Artificially engineered structures, namely metamaterials and their two-dimensional (2D) counterpart –metasurfaces, have been proven as promising platforms to realize unusual light-matter interactions. Such structures have enabled the efficient manipulation of electromagnetic waves in unprecedented ways that cannot be obtained using conventional materials and thus have triggered exciting applications such as hyperlensing, canalization of light, negative refraction, hyperbolic dispersion, cloaking, or the enhancement of the spontaneous emission rate of dipole emitters, amongst many others. Moreover, the discovery of graphene and other 2D materials, and their electrical tunability, have enabled the use of surface plasmon polaritons at terahertz and infrared frequencies in numerous nanophotonic applications.

In this thesis, I propose novel nano-optical plasmonic tweezers based on hyperbolic and nonreciprocalmetasurfaces to efficiently trap and manipulate nanoparticles in the near field with superior performance compared to the state of the art. To this purpose, I develop a rigorous theoretical framework able to compute optical forces on dipolar Rayleigh nanoparticles located near the metasurfaces. The theoretical model is based on Lorentz force within the dipole approximation combined with the scattered dyadic Green’s function of the system. Analytical expressions show that the force strength is directly proportional to the fourth power of wavenumber of the supported surface plasmons. This tells that the strength can be dramatically enhanced by the proper choice of metasurfaces that support ultra-confined surface plasmons with larger wavenumber.
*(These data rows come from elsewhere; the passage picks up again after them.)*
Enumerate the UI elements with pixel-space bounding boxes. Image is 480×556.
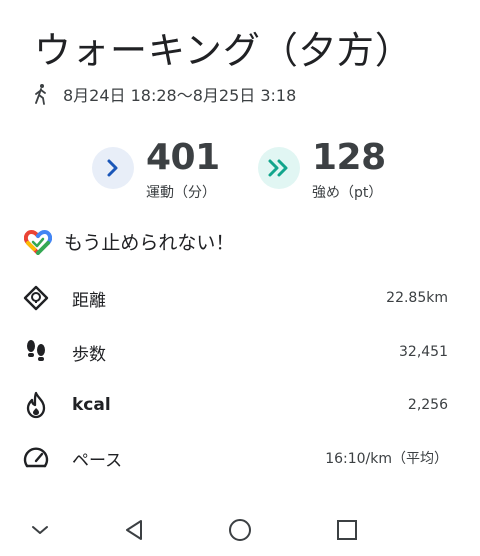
chevron-right-icon (107, 159, 118, 177)
stat-label: 歩数 (72, 344, 106, 365)
page-title: ウォーキング（夕方） (34, 29, 413, 72)
walking-person-icon (35, 84, 46, 105)
system-navigation-bar (0, 505, 480, 556)
stat-label: kcal (72, 395, 111, 415)
home-circle-icon[interactable] (227, 517, 253, 543)
heart-points-label: 強め（pt） (312, 185, 383, 201)
stat-row-pace: ペース 16:10/km（平均） (0, 442, 480, 474)
move-minutes-value: 401 (146, 137, 220, 178)
motivation-text: もう止められない！ (64, 232, 235, 254)
stat-row-calories: kcal 2,256 (0, 389, 480, 421)
stat-value: 16:10/km（平均） (325, 451, 448, 467)
collapse-chevron-icon[interactable] (27, 517, 53, 543)
speedometer-icon (22, 444, 50, 472)
move-minutes-metric: 401 運動（分） (92, 138, 220, 202)
stat-value: 22.85km (386, 290, 448, 306)
stat-label: 距離 (72, 290, 106, 311)
move-minutes-label: 運動（分） (146, 185, 216, 201)
heart-points-badge (258, 147, 300, 189)
stat-value: 32,451 (399, 344, 448, 360)
stat-row-steps: 歩数 32,451 (0, 336, 480, 368)
recents-square-icon[interactable] (334, 517, 360, 543)
google-fit-heart-icon (24, 229, 52, 255)
stat-value: 2,256 (407, 397, 448, 413)
heart-points-value: 128 (312, 137, 386, 178)
diamond-route-icon (22, 284, 50, 312)
stat-row-distance: 距離 22.85km (0, 282, 480, 314)
back-triangle-icon[interactable] (121, 517, 147, 543)
stat-label: ペース (72, 450, 123, 471)
motivation-message: もう止められない！ (24, 228, 234, 255)
move-minutes-badge (92, 147, 134, 189)
date-range: 8月24日 18:28〜8月25日 3:18 (63, 86, 297, 105)
flame-icon (22, 391, 50, 419)
double-chevron-right-icon (268, 159, 288, 177)
heart-points-metric: 128 強め（pt） (258, 138, 386, 202)
footprints-icon (22, 338, 50, 366)
session-time: 8月24日 18:28〜8月25日 3:18 (32, 82, 296, 106)
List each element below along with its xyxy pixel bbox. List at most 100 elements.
One potential candidate to achieve such response is the use of hyperbolic metasurface that supports surface plasmons with wavenumbers up to ~200 times larger than the ones supported in free space. My theoretical and numerical results using full wave simulations show that the use of hyperbolic metasurfaces enables unusual enhancement of the force strength (up to 3 orders of magnitude) in comparison to the one obtained above conventional isotropic media. Importantly, such response enables stable lateral trapping and efficient manipulation of nanoparticles using low-power laser beam thus reducing the photodamage threat. However, these general optical tweezers are static in the sense that their response cannot be dynamically controlled.

In this context, drift-biased nonreciprocal graphene has emerged as a promising platform to electrically tuneand manipulate the dispersion characteristic of the supported modes. I propose the use of this platform as a planar plasmonic hyperlens that provides ultra-subwavelength imaging with remarkable resolution over a broadband frequency range that cannot be obtained by other artificially engineered structure. In addition, drift-biased graphene can also readily be applied in the context of optical tweezers to provide novel responses: (i) particles can be manipulated unidirectionally independent to the direction of the incoming light, overcoming beam alignment challenges occurring in conventional optical tweezers; and (ii) the location of optical traps can efficiently be manipulated over a few microns range thanks to the electrically tunable response. In summary, I envisage that the proposed nano-optical hyperbolic and nonreciprocal plasmonic tweezers may open unprecedented venues for routing, trapping, and assembling nanoparticles and can effectively address some of the shortcomings of current techniques.